Vivian was working on her list. She worked on it every day — she only had to look out any window to be reminded about it — but still it felt like a chronically neglected task. There was so much other work to do. She was working as hard as any resident-and-a-half in the old world, and she had never learned so much or had so much responsibility for patients, as she had now, and here and there she had made, in the absence of the one fellow and attending, a decision that truly was life and death. Nonetheless every now and then she had the feeling that all the exhausting and vitally important work she was doing on the ward was easy, and ultimately of no consequence, compared to the list.
If anyone else was making one, she did not know. Jemma had lost interest almost immediately, and the great Why that had occupied their initial days and weeks had lately been neglected. People were just doing the work, after all, and all their spare time was spent grieving or trying to snatch a few minutes of normalcy from out of their extraordinary situation. People were dating, and making friends, and having bitter, comfortless sex, and learning to love better the children in their care, but lamentation had given way to a sort of dull voiceless grief, and thoughtful reflection, never fully established in any but a handful of the populace, was giving way to an exhausted sort of acceptance.

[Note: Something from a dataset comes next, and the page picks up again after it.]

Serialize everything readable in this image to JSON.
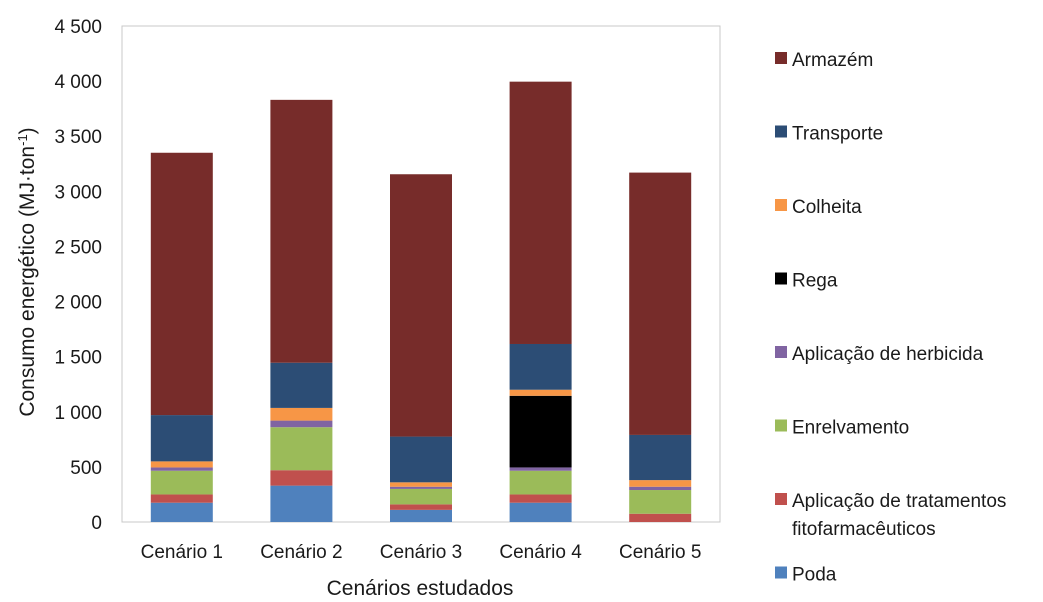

And she was as bad as any of them. Tonight she had been sitting for an hour already with nothing to show for it but a slew of generalities (rudeness… intolerance… war) and a few mild particulars (novels about shoes… grade-school beauty pageants… closeted politicians). Two weeks ago she’d have had ten major and twenty minor categories already delineated in that time, arranged neatly in two columns, and she’d have started to arrange them in ranks and associations. Tonight they were all over the page, clustered like flying insects around a drawing of Ishmael’s back. “Nothing bad about that,” she said, looking at the drawing, and thinking of him. She had put him aside for her work, and now she wished she had not. “I understand,” he said, and went off to do more of his own private work, reading and research, trolling for some personal affinity or flash or recognition that would suggest to him what he had used to do, and who he had been, in the old world.
That was what he said he would do, but in fact he was with Thelma, the big nurse who den-mothered the kids on the psych ward. It wasn’t exactly a date. He had gone up to talk to her, and brought her some fancy candy that the angel had designed for him. He had no idea why he was attracted to her. He did not think large women in their fifties were his type, but he was always being surprised by affinities — mobbed all of a sudden by a violent attraction to some nurse or doctor or patient or piece of furniture. He did not understand the feelings. They were different from what he felt for Vivian — they were not tender, and he knew he did not love these people, for all that he wanted to shove himself, body and soul, into their bodies, or draw them into him until they disappeared. At the height of his lust he wanted to enter them only so he could tear them apart when he exited — he imagined standing and stretching to his full height, and throwing them off him in strips of flying flesh.
No more of that, he told himself every time he did it. And yet he kept doing it again and again, knowing that it was inferior to what he was pursuing with Vivian, and knowing that it would hurt her, and knowing he must keep it secret from her. And what made him saddest about the whole business was that his skill at it, and his familiarity with bodies, and the sense as he raged upon the man or woman in his grip that this was all so familiar, made him think that this was what he had done in the old world. But what kind of job was that, and what sort of person did it? “Do you know,” he said to Thelma, pushing her great hammock-sized bra up off of her breasts, “it is my first time.”
“Mine too, baby,” she said. “Ha ha ha!”